Estimate the contribution of different factors to Qwen's performance.
"""
factors = {
"architecture": {
"contribution": "~5%",
"evidence": "Nearly identical to Llama 3 architecture",
},
"training_tokens": {
"contribution": "~20%",
"evidence": "18T vs 15T = 20% more data",
},
"data_quality_filtering": {
"contribution": "~25%",
"evidence": "Better Chinese data, stronger dedup",
},
"synthetic_data": {
"contribution": "~25%",
"evidence": "Math and code synthetic data (huge impact on MATH benchmark)",
},
"post_training": {
"contribution": "~25%",
"evidence": "DPO/RLHF quality, instruction following",
},
}
return factors
Qwen 2.5 demonstrates that the architecture wars are largely over. Two labs can build nearly identical architectures and get very different results based on training data. The frontier of LLM quality has shifted from architecture innovation to data engineering — curation, filtering, synthetic generation, and domain balance. Qwen 2.5’s strength in code and math comes from better data in those domains, not from any architectural innovation.
Summary
Qwen 2.5 is a strong open-weight LLM family that demonstrates data-driven quality:
- Architecture: Standard modern LLM architecture, nearly identical to Llama 3. GQA-8, SwiGLU, RoPE, pre-norm.
- Vocabulary: 152K tokens with strong CJK optimization, contributing to 13% better Chinese tokenization.

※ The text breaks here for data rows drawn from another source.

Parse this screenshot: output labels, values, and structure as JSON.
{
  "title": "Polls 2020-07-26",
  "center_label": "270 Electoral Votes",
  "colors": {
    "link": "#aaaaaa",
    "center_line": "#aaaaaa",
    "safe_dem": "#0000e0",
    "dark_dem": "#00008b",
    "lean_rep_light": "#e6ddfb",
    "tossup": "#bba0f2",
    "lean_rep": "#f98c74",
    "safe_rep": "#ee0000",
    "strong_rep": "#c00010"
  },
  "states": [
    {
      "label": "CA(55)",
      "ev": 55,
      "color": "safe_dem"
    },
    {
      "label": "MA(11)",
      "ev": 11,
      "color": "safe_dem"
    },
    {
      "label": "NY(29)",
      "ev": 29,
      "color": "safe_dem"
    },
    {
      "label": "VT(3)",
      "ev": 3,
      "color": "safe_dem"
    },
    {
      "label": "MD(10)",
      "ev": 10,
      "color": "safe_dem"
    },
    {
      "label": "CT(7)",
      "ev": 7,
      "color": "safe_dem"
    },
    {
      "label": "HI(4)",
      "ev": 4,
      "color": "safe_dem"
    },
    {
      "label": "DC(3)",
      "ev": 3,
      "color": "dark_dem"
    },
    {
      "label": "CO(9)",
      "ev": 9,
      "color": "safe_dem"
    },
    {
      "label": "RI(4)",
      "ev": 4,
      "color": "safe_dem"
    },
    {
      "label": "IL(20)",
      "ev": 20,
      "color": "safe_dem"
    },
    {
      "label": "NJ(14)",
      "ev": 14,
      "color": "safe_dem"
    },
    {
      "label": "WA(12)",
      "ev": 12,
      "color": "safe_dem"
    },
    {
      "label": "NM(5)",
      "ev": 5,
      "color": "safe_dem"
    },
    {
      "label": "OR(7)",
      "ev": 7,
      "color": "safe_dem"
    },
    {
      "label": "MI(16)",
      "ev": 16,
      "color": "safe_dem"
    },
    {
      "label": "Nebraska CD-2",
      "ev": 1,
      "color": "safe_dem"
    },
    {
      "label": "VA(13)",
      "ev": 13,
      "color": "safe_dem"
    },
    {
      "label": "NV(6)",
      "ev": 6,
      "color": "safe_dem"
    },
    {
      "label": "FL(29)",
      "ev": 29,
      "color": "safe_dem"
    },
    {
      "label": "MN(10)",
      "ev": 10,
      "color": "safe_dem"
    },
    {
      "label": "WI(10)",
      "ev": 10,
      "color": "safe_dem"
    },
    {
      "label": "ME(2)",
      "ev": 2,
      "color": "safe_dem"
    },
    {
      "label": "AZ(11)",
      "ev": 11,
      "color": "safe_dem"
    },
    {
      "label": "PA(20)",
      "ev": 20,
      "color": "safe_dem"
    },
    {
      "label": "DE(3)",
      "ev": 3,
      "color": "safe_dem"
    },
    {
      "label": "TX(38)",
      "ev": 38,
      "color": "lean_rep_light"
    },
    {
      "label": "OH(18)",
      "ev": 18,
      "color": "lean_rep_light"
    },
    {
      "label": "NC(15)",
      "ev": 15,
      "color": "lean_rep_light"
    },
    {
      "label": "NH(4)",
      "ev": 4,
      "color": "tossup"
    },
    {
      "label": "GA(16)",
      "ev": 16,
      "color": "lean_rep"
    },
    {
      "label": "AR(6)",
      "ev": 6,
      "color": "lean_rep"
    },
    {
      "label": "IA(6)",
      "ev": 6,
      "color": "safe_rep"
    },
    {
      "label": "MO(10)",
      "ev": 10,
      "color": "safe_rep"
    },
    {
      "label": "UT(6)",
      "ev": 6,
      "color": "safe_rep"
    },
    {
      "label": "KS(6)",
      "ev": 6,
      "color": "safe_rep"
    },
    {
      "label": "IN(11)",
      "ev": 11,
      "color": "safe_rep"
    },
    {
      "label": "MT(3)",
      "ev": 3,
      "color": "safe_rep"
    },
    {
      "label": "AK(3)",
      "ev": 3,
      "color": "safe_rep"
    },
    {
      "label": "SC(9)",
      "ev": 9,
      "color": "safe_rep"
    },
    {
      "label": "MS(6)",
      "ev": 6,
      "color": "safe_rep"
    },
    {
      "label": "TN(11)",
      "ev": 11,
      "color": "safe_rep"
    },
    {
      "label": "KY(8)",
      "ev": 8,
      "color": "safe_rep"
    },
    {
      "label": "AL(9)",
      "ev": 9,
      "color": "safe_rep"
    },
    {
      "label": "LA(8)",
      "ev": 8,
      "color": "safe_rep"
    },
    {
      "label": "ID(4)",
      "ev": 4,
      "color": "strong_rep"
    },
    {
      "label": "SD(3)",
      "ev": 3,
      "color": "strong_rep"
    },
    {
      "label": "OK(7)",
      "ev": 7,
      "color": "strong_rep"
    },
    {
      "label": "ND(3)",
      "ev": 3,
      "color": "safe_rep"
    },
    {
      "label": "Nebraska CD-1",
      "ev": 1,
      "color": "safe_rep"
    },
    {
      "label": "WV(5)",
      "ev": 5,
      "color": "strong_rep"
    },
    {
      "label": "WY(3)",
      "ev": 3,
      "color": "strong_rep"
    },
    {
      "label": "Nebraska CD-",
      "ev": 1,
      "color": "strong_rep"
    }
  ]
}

- Training: 18T+ tokens with emphasis on Chinese, code, and math data including synthetic augmentation.
- Performance: Matches Llama 3 on English, dramatically exceeds it on Chinese (+30 points on C-Eval), and outperforms on math (+15 points on MATH-500).
- Serving: Dense architecture at 72B is straightforward to deploy (2 A100 80GB for FP16).
- Release strategy: Comprehensive model family from 0.5B to 72B with specialized code and math variants.
For Chinese-language applications, Qwen 2.5 is the clear best choice among open-weight models. For English, it trades blows with Llama 3. For math and code, it punches well above its weight class.